Indonesia memahami hal ini dengan baik. Anggaran diplomasi, pembangunan daerah perbatasan, dan program deradikalisasi yang dijalankan pemerintah bukanlah sekadar biaya, melainkan investasi agar generasi mendatang hidup dalam stabilitas. Inilah yang disebut sebagai peace dividend—keuntungan ekonomi dan sosial yang lahir dari terjaganya perdamaian. Dengan membangun peace dividend, Indonesia sedang menabung stabilitas yang akan menopang pembangunan jangka panjang.
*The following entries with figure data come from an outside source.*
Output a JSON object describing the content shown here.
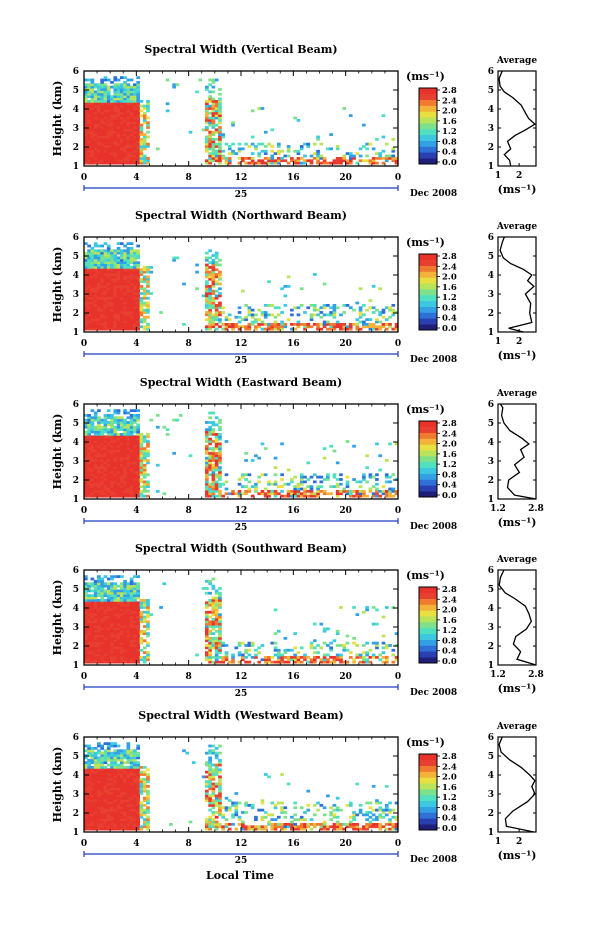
{
  "figure": {
    "x_axis_title": "Local Time",
    "date_left": "25",
    "date_right": "Dec 2008",
    "avg_title": "Average"
  },
  "colorbar_ticks": [
    "0.0",
    "0.4",
    "0.8",
    "1.2",
    "1.6",
    "2.0",
    "2.4",
    "2.8"
  ],
  "colorbar_unit": "(ms⁻¹)",
  "colormap": [
    "#1f1f7a",
    "#2a3fb0",
    "#2f6fd8",
    "#33a0e6",
    "#3cc8e0",
    "#4fe0c0",
    "#7de08a",
    "#b8e35a",
    "#e8e040",
    "#f3b23a",
    "#f07a2e",
    "#e84030",
    "#e8332d"
  ],
  "colors": {
    "hot": "#e8332d",
    "cool": "#2f8fe0",
    "frame": "#000000",
    "date_rule": "#1f3fbf"
  },
  "chart_data": [
    {
      "type": "heatmap",
      "title": "Spectral Width (Vertical Beam)",
      "xlabel": "",
      "ylabel": "Height (km)",
      "x_ticks": [
        "0",
        "4",
        "8",
        "12",
        "16",
        "20",
        "0"
      ],
      "y_ticks": [
        "1",
        "2",
        "3",
        "4",
        "5",
        "6"
      ],
      "xlim": [
        0,
        24
      ],
      "ylim": [
        1,
        6
      ],
      "colorbar": {
        "label": "(ms⁻¹)",
        "range": [
          0,
          2.8
        ]
      },
      "zone_top": 5.3,
      "mid_top": 2.2,
      "average": {
        "xlim": [
          1,
          2.8
        ],
        "x_ticks": [
          "1",
          "2"
        ],
        "xlabel": "(ms⁻¹)",
        "profile": [
          [
            1.6,
            1.0
          ],
          [
            1.55,
            1.3
          ],
          [
            1.3,
            1.6
          ],
          [
            1.6,
            1.9
          ],
          [
            1.45,
            2.3
          ],
          [
            1.8,
            2.6
          ],
          [
            2.3,
            2.9
          ],
          [
            2.75,
            3.2
          ],
          [
            2.45,
            3.5
          ],
          [
            2.3,
            3.8
          ],
          [
            2.1,
            4.2
          ],
          [
            1.7,
            4.6
          ],
          [
            1.3,
            4.9
          ],
          [
            1.1,
            5.2
          ],
          [
            1.05,
            5.6
          ],
          [
            1.2,
            6.0
          ]
        ]
      }
    },
    {
      "type": "heatmap",
      "title": "Spectral Width (Northward Beam)",
      "xlabel": "",
      "ylabel": "Height (km)",
      "x_ticks": [
        "0",
        "4",
        "8",
        "12",
        "16",
        "20",
        "0"
      ],
      "y_ticks": [
        "1",
        "2",
        "3",
        "4",
        "5",
        "6"
      ],
      "xlim": [
        0,
        24
      ],
      "ylim": [
        1,
        6
      ],
      "colorbar": {
        "label": "(ms⁻¹)",
        "range": [
          0,
          2.8
        ]
      },
      "zone_top": 5.3,
      "mid_top": 2.4,
      "average": {
        "xlim": [
          1,
          2.8
        ],
        "x_ticks": [
          "1",
          "2"
        ],
        "xlabel": "(ms⁻¹)",
        "profile": [
          [
            2.2,
            1.0
          ],
          [
            1.5,
            1.2
          ],
          [
            2.6,
            1.5
          ],
          [
            2.5,
            2.0
          ],
          [
            2.55,
            2.5
          ],
          [
            2.3,
            3.0
          ],
          [
            2.7,
            3.4
          ],
          [
            2.4,
            3.7
          ],
          [
            2.6,
            4.0
          ],
          [
            2.2,
            4.3
          ],
          [
            1.6,
            4.6
          ],
          [
            1.25,
            4.9
          ],
          [
            1.1,
            5.3
          ],
          [
            1.2,
            5.7
          ],
          [
            1.3,
            6.0
          ]
        ]
      }
    },
    {
      "type": "heatmap",
      "title": "Spectral Width (Eastward Beam)",
      "xlabel": "",
      "ylabel": "Height (km)",
      "x_ticks": [
        "0",
        "4",
        "8",
        "12",
        "16",
        "20",
        "0"
      ],
      "y_ticks": [
        "1",
        "2",
        "3",
        "4",
        "5",
        "6"
      ],
      "xlim": [
        0,
        24
      ],
      "ylim": [
        1,
        6
      ],
      "colorbar": {
        "label": "(ms⁻¹)",
        "range": [
          0,
          2.8
        ]
      },
      "zone_top": 5.3,
      "mid_top": 2.3,
      "average": {
        "xlim": [
          1.2,
          2.8
        ],
        "x_ticks": [
          "1.2",
          "2.8"
        ],
        "xlabel": "(ms⁻¹)",
        "profile": [
          [
            2.8,
            1.0
          ],
          [
            1.9,
            1.2
          ],
          [
            1.6,
            1.6
          ],
          [
            1.65,
            2.0
          ],
          [
            2.1,
            2.4
          ],
          [
            1.9,
            2.8
          ],
          [
            2.3,
            3.2
          ],
          [
            2.15,
            3.6
          ],
          [
            2.5,
            3.9
          ],
          [
            2.2,
            4.2
          ],
          [
            1.7,
            4.6
          ],
          [
            1.45,
            5.0
          ],
          [
            1.35,
            5.4
          ],
          [
            1.4,
            5.8
          ],
          [
            1.3,
            6.0
          ]
        ]
      }
    },
    {
      "type": "heatmap",
      "title": "Spectral Width (Southward Beam)",
      "xlabel": "",
      "ylabel": "Height (km)",
      "x_ticks": [
        "0",
        "4",
        "8",
        "12",
        "16",
        "20",
        "0"
      ],
      "y_ticks": [
        "1",
        "2",
        "3",
        "4",
        "5",
        "6"
      ],
      "xlim": [
        0,
        24
      ],
      "ylim": [
        1,
        6
      ],
      "colorbar": {
        "label": "(ms⁻¹)",
        "range": [
          0,
          2.8
        ]
      },
      "zone_top": 5.3,
      "mid_top": 2.2,
      "average": {
        "xlim": [
          1.2,
          2.8
        ],
        "x_ticks": [
          "1.2",
          "2.8"
        ],
        "xlabel": "(ms⁻¹)",
        "profile": [
          [
            2.8,
            1.0
          ],
          [
            2.0,
            1.3
          ],
          [
            2.15,
            1.7
          ],
          [
            1.85,
            2.1
          ],
          [
            1.95,
            2.5
          ],
          [
            2.4,
            2.9
          ],
          [
            2.6,
            3.3
          ],
          [
            2.5,
            3.7
          ],
          [
            2.35,
            4.1
          ],
          [
            1.9,
            4.5
          ],
          [
            1.5,
            4.8
          ],
          [
            1.25,
            5.2
          ],
          [
            1.3,
            5.6
          ],
          [
            1.45,
            6.0
          ]
        ]
      }
    },
    {
      "type": "heatmap",
      "title": "Spectral Width (Westward Beam)",
      "xlabel": "Local Time",
      "ylabel": "Height (km)",
      "x_ticks": [
        "0",
        "4",
        "8",
        "12",
        "16",
        "20",
        "0"
      ],
      "y_ticks": [
        "1",
        "2",
        "3",
        "4",
        "5",
        "6"
      ],
      "xlim": [
        0,
        24
      ],
      "ylim": [
        1,
        6
      ],
      "colorbar": {
        "label": "(ms⁻¹)",
        "range": [
          0,
          2.8
        ]
      },
      "zone_top": 5.3,
      "mid_top": 2.5,
      "average": {
        "xlim": [
          1,
          2.8
        ],
        "x_ticks": [
          "1",
          "2"
        ],
        "xlabel": "(ms⁻¹)",
        "profile": [
          [
            2.7,
            1.0
          ],
          [
            1.4,
            1.3
          ],
          [
            1.35,
            1.7
          ],
          [
            1.7,
            2.1
          ],
          [
            2.4,
            2.6
          ],
          [
            2.75,
            3.0
          ],
          [
            2.6,
            3.4
          ],
          [
            2.75,
            3.7
          ],
          [
            2.5,
            4.0
          ],
          [
            2.1,
            4.4
          ],
          [
            1.55,
            4.8
          ],
          [
            1.15,
            5.2
          ],
          [
            1.05,
            5.6
          ],
          [
            1.2,
            6.0
          ]
        ]
      }
    }
  ]
}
Perdamaian Sebagai Jalan Bersama
Meski perdamaian dipuja, tantangan dunia kontemporer menunjukkan tren sebaliknya. Konflik Rusia-Ukraina masih berlangsung, ketegangan di Timur Tengah semakin kompleks, dan rivalitas Amerika Serikat–Tiongkok terus memanas. Semua ini berpotensi mengguncang rantai pasok global, memicu krisis pangan dan energi, serta memperlambat pencapaian SDGs.
Dalam situasi seperti ini, kehadiran Indonesia di forum global menjadi penting. Sebagai negara dengan ekonomi terbesar di Asia Tenggara dan anggota G20, suara Indonesia sering dianggap representasi kepentingan negara berkembang. Indonesia mampu menegaskan bahwa perdamaian bukan semata isu militer, melainkan fondasi untuk stabilitas ekonomi dunia.
Hari Perdamaian Internasional tahun ini mengingatkan kita bahwa perdamaian adalah jalan, bukan sekadar tujuan. Tanpa perdamaian, mustahil ada stabilitas. Tanpa stabilitas, mustahil ada pembangunan berkelanjutan.
Kehadiran Presiden Prabowo di Sidang PBB membawa pesan kuat bahwa Indonesia ingin berperan aktif dalam menciptakan dunia yang lebih aman dan berkeadilan. Dari New York, diplomasi Indonesia menyuarakan bahwa perdamaian adalah investasi terbaik untuk masa depan umat manusia. Dengan menegakkan perdamaian, Indonesia bukan hanya menjaga stabilitas domestik, tetapi juga ikut menyusun arsitektur dunia yang berlandaskan keamanan, kemakmuran, dan pembangunan berkelanjutan.